Le groupe s’ancre dans le pays avec le dessalement et l’électricité.

Gérard Mestrallet, PDG de Suez , n’est pas peu fier de ses équipes au Moyen-Orient. Elles viennent de décrocher le contrat de production d’eau dessalée et d’électricité le plus important au monde sur la zone industrielle de Ras Laffan au Qatar. Les géants Siemens, International Power, General Electric, AES, Marubeni, Hyundai et Hitachi étaient sur les rangs, mais c’est le franco-belge qui a remporté le contrat géant.

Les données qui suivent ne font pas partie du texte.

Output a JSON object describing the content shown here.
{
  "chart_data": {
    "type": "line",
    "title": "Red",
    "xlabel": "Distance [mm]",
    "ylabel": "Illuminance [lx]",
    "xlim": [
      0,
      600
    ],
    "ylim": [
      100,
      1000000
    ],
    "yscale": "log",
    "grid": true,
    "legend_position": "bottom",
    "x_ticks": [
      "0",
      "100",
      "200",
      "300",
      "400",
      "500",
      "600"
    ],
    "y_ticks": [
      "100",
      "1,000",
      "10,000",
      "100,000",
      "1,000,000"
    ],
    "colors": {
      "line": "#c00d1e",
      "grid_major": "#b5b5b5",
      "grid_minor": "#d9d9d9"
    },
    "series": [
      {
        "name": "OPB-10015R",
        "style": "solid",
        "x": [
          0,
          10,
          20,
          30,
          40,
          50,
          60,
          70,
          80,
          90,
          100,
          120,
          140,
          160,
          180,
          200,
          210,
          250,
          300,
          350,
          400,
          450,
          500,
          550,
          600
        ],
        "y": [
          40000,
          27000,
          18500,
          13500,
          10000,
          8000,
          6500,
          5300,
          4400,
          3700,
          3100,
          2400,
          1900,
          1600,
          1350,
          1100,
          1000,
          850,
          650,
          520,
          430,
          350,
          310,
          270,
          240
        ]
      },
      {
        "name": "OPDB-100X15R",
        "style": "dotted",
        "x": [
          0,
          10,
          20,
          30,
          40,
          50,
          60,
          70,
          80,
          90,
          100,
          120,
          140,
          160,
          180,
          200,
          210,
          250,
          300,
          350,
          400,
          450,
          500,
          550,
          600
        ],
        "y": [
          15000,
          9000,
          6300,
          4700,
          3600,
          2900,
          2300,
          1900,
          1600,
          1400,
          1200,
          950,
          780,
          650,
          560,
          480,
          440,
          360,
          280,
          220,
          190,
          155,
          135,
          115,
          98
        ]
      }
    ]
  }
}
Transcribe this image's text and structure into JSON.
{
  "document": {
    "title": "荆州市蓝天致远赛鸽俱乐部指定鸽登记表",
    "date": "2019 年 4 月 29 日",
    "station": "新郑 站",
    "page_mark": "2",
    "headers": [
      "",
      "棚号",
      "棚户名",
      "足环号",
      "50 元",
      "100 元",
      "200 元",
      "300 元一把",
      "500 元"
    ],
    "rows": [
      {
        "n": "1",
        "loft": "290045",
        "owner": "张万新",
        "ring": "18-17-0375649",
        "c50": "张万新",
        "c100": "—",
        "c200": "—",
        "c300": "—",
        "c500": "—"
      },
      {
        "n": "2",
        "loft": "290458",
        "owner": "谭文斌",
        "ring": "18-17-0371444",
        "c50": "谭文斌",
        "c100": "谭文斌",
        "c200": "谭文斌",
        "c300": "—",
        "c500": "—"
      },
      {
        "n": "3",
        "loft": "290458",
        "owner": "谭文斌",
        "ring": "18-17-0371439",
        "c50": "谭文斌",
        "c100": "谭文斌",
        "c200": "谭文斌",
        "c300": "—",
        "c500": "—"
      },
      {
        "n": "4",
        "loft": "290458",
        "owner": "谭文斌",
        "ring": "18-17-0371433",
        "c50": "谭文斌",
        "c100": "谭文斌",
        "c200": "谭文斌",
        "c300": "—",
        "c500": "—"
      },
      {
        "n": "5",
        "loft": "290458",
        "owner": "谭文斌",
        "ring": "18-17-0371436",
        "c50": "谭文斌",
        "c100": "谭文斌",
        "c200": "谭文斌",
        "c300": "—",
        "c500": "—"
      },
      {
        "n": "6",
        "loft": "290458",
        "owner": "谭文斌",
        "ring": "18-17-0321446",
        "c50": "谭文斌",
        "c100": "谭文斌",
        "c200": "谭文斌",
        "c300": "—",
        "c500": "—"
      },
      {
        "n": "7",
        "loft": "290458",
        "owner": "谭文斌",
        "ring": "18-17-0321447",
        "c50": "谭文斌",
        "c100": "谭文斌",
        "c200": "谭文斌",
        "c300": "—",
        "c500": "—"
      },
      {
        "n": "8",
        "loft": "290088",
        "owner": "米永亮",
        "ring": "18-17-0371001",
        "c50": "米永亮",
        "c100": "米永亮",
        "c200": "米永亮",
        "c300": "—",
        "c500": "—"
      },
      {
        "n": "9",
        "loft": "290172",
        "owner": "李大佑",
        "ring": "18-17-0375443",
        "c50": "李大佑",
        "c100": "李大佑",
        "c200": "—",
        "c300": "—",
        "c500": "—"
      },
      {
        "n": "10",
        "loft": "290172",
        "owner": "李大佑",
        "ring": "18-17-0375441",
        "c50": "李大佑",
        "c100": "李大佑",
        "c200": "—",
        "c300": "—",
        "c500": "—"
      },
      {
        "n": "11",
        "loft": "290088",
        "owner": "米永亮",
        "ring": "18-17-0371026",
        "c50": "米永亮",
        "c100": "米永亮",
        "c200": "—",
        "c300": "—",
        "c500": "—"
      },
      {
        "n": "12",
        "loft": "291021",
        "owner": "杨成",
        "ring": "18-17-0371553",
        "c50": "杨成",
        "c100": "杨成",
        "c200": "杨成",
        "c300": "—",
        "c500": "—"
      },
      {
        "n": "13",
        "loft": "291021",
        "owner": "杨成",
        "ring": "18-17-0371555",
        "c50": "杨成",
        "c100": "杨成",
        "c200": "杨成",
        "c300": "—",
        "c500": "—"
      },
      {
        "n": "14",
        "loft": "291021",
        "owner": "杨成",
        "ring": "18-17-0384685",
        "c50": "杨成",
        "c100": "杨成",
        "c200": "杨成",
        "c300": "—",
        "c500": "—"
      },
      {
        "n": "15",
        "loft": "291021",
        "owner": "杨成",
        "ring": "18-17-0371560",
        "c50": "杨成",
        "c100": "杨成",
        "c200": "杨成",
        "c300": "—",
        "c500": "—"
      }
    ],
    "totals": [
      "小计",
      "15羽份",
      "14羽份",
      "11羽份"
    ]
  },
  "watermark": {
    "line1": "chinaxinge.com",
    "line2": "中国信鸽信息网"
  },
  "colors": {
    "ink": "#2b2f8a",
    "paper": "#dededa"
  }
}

Dès 2011, c’est donc Suez qui fournira à la population environnante des millions de mètres cubes d’eau de mer dessalée ainsi que l’équivalent de la consommation d’électricité de 3 millions d’habitants. Du jamais-vu jusqu’ici dans le monde.

Le contrat, qui doit durer 25 ans, devrait rapporter 23 milliards de dollars en tout. La part de Suez, qui s’élève à 20%, est garantie pour environ 4,5 milliards de dollars sur la période. Car, comme dans tous les autres contrats signés par Suez dans la zone, il n’est pas seul aux manettes. Cette fois-ci, le groupe s’est allié au japonais Mitsuiet aux deux sociétés publiques locales Qatar Petroleum et Qatar Electricity and Water Corp. Ailleurs dans la région, Suez est partenaire du belge Besix, du japonais Marubeni ou encore du français Total et de groupes locaux. Comme dans beaucoup d’autres contrats de dessalement de la région, Suez a dû faire appel à son éternel rival Veolia. En effet, ce dernier est l’un des seuls à disposer de la technologie la mieux adaptée pour la salinité de l’eau du golfe Persique : le dessalement par évaporation ou dessalement thermique. Ce qui a contribué à en faire le numéro un incontesté du dessalement dans le monde avec 7,4 millions de m³ traités par jour.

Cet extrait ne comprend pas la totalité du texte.